Максим пошевелился на стуле.

– Не менее интересно понять мне, что все-таки не спирт тебе нужен, а истина. И уж совсем интересно, наконец, установить: что же верно? Душа тебя привела сюда или спирт? Видишь, я работаю башкой, вместо того чтобы просто жалеть тебя, сиротиночку мелкую. Поэтому, в соответствии с этим моим Богом, я говорю: душа болит? Хорошо. Хорошо! Ты хоть зашевелился! А то бы тебя с печки не стащить с равновесием-то душевным. Живи, сын мой, плачь и приплясывай. Не бойся, что будешь языком сковородки лизать на том свете, потому что ты уже здесь, на этом свете, получишь сполна и рай и ад. – Поп говорил громко, лицо его пылало, он вспотел. – Ты пришел узнать: во что верить? Ты правильно догадался: у верующих душа не болит. Но во что верить? Верь в Жизнь. Чем все это кончится, не знаю. Куда все устремилось, тоже не знаю. Но мне крайне интересно бежать со всеми вместе, а если удастся, то и обогнать других… Зло? Ну – зло. Если мне кто-нибудь в этом великолепном соревновании сделает бяку в виде подножки, я поднимусь и дам в рыло. Никаких – «подставь правую». Дам в рыло, и баста.

– А если у него кулак здоровей?

– Значит, такая моя доля – за ним бежать.

– А куда бежим-то?

– На Кудыкину гору. Какая тебе разница – куда? Все в одну сторону – добрые и злые.

– Что-то я не чувствую, чтобы я устремлялся куда-нибудь, – сказал Максим.

– Значит, слаб в коленках. Паралитик. Значит, доля такая – скулить на месте.

Максим стиснул зубы… Въелся горячим злым взглядом в попа.

– За что же мне доля такая несчастная?

– Слаб. Слаб, как… вареный петух. Не вращай глазами.

– Попяра!.. А если я счас, например, тебе дам разок по лбу, то как?

Поп громко, густо – при больных-то легких! – расхохотался.

– Видишь! – показал он свою ручищу. – Надежная: произойдет естественный отбор.

– А я ружье принесу.

– А тебя расстреляют. Ты это знаешь, поэтому ружье не принесешь, ибо ты слаб.
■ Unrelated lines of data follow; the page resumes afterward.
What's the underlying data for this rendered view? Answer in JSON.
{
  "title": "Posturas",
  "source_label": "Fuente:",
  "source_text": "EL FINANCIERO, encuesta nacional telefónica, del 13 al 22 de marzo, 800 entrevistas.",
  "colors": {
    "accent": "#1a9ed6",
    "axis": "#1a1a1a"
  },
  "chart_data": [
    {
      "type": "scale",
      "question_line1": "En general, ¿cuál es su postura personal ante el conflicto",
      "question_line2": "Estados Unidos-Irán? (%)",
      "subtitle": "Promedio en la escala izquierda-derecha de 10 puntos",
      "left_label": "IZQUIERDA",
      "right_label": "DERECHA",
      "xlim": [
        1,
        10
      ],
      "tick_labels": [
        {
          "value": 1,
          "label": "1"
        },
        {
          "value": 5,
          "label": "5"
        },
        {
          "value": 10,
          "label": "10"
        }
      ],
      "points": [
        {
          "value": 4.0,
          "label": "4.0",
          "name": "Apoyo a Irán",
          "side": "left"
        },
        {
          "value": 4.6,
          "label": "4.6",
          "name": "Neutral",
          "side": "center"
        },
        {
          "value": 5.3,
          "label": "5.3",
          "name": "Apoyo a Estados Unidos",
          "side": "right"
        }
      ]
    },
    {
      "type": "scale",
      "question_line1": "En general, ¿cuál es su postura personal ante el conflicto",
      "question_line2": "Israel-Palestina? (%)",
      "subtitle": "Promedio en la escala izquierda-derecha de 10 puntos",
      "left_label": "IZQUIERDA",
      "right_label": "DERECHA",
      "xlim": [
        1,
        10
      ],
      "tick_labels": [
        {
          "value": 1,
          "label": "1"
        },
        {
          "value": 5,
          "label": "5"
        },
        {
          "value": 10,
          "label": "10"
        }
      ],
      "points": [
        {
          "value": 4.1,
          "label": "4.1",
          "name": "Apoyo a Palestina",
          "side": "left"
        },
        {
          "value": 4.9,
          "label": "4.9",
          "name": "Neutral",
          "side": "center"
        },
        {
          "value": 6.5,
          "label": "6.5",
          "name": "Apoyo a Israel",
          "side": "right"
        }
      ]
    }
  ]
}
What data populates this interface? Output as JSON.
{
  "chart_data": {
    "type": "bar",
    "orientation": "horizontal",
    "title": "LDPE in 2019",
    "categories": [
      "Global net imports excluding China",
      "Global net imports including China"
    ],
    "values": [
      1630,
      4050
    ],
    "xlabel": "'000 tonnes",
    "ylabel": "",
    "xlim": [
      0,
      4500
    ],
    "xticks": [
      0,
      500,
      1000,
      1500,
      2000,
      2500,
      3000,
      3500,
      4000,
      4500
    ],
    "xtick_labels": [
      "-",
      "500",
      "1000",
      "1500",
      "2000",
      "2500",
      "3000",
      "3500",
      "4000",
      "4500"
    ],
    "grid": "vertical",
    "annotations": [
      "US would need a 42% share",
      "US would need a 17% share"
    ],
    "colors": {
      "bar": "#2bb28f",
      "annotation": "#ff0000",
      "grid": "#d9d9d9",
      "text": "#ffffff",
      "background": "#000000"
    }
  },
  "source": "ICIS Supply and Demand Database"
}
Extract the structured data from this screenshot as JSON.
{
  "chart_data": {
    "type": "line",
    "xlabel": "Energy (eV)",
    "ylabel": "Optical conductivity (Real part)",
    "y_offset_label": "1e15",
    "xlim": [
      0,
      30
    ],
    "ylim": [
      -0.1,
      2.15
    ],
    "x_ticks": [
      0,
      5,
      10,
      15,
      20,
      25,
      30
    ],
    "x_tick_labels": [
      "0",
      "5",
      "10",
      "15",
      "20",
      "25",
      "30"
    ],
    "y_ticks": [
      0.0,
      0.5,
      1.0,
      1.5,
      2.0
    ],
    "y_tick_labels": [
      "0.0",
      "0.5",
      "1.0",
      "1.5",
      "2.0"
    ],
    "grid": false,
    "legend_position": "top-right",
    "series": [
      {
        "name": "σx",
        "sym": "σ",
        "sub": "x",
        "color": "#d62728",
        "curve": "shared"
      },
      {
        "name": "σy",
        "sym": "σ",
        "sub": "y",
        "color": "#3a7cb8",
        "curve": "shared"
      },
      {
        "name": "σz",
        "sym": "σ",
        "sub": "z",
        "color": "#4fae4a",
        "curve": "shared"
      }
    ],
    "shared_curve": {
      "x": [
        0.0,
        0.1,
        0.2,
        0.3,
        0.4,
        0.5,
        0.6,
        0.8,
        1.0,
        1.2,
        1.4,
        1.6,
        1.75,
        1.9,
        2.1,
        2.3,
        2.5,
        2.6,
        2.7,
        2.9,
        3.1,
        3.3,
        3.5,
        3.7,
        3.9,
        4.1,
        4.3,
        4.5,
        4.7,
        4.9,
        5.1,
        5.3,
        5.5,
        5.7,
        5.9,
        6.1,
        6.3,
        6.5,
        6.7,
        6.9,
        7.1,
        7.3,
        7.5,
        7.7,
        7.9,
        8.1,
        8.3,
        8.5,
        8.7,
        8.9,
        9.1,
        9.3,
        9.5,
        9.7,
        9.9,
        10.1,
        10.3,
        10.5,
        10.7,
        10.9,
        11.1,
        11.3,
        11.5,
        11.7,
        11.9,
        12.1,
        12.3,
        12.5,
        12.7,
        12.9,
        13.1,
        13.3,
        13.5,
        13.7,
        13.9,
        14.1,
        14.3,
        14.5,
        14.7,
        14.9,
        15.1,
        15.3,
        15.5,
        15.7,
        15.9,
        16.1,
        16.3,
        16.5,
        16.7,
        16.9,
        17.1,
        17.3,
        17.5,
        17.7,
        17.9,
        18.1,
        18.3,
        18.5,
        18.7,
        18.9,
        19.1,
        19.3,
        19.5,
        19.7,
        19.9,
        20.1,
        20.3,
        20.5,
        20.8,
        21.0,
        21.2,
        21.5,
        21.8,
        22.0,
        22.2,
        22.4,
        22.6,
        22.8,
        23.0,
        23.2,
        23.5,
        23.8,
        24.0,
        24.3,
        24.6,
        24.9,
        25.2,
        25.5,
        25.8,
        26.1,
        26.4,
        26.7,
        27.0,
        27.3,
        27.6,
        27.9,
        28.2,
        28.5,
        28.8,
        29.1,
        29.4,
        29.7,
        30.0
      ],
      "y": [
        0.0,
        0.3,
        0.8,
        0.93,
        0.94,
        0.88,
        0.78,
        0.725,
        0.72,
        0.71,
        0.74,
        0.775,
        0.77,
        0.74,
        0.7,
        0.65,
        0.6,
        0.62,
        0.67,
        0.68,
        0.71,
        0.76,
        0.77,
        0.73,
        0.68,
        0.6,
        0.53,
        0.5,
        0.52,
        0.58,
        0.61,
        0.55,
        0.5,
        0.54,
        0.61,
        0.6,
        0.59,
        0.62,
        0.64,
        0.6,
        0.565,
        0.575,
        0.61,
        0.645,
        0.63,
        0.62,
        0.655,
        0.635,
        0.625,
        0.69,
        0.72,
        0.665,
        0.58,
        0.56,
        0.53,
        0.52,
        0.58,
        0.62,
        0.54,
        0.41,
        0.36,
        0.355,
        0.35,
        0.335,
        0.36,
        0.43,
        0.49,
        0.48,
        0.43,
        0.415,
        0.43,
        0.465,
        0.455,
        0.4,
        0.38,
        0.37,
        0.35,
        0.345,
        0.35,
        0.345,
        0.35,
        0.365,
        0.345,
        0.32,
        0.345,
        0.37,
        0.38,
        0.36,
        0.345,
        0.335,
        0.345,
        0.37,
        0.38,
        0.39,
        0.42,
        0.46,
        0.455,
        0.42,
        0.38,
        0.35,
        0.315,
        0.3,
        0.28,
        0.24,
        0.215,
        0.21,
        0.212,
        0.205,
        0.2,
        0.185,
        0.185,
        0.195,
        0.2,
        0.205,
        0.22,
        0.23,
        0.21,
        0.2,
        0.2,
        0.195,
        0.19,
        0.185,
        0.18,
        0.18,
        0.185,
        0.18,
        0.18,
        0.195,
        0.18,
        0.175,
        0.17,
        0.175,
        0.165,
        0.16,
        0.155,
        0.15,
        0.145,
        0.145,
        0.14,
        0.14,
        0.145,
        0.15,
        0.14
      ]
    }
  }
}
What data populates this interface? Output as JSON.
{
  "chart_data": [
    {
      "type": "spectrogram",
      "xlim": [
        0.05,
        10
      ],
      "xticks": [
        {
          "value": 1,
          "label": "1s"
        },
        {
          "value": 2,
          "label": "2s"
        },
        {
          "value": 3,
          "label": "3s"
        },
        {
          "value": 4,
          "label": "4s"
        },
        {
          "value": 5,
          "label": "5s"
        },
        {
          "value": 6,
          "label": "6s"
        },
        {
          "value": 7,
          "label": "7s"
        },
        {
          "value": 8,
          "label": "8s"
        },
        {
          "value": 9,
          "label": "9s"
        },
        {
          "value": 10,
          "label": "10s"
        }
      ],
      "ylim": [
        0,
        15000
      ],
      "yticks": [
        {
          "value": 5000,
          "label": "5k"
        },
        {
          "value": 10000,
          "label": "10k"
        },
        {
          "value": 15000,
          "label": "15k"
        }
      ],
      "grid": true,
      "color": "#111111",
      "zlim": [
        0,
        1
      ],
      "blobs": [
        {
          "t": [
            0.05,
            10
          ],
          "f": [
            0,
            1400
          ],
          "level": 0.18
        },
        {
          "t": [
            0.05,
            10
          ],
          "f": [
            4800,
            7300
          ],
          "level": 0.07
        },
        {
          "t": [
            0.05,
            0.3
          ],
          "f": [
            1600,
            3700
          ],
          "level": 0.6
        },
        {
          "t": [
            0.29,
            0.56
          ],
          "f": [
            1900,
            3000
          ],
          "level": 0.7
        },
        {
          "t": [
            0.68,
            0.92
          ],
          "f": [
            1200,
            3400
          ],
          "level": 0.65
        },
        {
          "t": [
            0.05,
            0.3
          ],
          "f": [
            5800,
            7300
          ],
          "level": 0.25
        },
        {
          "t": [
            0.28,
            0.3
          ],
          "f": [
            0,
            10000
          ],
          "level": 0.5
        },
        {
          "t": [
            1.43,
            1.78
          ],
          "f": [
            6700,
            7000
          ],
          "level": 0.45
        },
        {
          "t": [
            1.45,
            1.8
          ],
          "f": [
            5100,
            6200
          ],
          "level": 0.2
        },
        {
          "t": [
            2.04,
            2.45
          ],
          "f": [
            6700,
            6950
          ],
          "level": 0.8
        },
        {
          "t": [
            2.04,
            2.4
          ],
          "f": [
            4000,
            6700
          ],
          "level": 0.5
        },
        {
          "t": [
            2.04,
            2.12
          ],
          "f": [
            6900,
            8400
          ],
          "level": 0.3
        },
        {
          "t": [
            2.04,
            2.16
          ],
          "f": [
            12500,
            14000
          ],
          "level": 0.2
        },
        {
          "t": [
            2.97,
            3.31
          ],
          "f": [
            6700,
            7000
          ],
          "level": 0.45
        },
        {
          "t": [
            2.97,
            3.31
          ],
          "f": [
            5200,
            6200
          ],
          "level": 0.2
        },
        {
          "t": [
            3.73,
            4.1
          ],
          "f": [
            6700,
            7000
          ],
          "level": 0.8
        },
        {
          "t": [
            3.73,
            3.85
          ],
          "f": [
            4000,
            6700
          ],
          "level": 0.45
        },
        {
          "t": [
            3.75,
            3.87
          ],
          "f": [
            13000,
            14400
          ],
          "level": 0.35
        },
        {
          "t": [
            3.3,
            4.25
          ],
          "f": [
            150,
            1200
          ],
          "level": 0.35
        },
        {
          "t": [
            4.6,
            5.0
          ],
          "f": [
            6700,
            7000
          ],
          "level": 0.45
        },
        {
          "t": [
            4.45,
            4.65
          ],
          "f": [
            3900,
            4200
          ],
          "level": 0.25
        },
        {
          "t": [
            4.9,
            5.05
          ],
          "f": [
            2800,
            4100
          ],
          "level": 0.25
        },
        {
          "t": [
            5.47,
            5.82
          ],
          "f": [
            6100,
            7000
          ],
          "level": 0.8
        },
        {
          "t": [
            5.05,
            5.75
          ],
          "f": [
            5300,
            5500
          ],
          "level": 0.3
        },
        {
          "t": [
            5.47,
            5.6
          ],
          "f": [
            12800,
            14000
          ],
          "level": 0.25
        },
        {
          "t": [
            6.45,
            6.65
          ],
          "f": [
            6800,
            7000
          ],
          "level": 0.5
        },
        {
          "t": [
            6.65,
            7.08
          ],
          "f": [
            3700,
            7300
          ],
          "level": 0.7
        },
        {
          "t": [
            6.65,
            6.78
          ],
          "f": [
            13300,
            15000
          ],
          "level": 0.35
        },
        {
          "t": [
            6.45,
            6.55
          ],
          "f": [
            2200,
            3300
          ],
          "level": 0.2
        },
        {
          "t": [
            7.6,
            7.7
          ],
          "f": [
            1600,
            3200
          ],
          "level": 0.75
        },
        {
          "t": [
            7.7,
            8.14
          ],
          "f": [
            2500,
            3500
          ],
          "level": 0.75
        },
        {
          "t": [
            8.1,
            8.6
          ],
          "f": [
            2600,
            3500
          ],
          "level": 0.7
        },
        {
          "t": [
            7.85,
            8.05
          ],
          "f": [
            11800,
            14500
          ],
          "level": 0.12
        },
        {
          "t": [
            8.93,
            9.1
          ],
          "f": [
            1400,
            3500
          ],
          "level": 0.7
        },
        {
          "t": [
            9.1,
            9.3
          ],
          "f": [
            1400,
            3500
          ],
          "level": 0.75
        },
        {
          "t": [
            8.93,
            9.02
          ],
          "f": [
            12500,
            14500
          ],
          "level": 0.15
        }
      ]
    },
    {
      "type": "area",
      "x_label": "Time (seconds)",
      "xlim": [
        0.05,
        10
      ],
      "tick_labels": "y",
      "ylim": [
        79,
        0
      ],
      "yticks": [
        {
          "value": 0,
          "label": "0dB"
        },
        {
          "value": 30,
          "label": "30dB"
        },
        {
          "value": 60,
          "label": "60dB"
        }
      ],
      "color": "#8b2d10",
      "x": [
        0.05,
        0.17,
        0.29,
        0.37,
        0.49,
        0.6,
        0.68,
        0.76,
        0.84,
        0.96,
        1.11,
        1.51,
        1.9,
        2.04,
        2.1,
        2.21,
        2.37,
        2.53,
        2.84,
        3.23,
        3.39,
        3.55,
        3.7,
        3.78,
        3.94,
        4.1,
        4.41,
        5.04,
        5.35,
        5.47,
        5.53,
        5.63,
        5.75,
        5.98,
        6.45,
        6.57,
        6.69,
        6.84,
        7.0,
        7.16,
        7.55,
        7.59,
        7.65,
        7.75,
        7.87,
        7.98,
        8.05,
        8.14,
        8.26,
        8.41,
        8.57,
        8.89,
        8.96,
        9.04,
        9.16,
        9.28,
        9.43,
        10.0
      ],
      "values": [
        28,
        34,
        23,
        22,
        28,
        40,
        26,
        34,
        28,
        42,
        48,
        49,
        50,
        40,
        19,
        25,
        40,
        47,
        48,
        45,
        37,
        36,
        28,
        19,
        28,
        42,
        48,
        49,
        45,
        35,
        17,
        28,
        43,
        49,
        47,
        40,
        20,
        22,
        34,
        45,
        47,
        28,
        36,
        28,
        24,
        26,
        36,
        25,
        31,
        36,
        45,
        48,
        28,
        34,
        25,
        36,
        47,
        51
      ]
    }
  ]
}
– Ну – ножом пырну. Я могу.

– Получишь пять лет. У меня поболит с месяц и заживет. Ты будешь пять лет тянуть.

– Хорошо, тогда почему же у тебя у самого душа болит?

– Я болен, друг мой. Я пробежал только половину дистанции и захромал. Налей.

Максим налил.

– Ты самолетом летал? – спросил поп.

– Летал. Много раз.

– А я летел вот сюда первый раз. Грандиозно! Когда я садился в него, я думал: если этот летающий барак навернется, значит, так надо. Жалеть и трусить не буду. Прекрасно чувствовал себя всю дорогу! А когда он меня оторвал от земли и понес, я даже погладил по боку – молодец. В самолет верую. Вообще в жизни много справедливого. Вот жалеют: Есенин мало прожил. Ровно – с песню. Будь она, эта песня, длинней, она не была бы такой щемящей. Длинных песен не бывает.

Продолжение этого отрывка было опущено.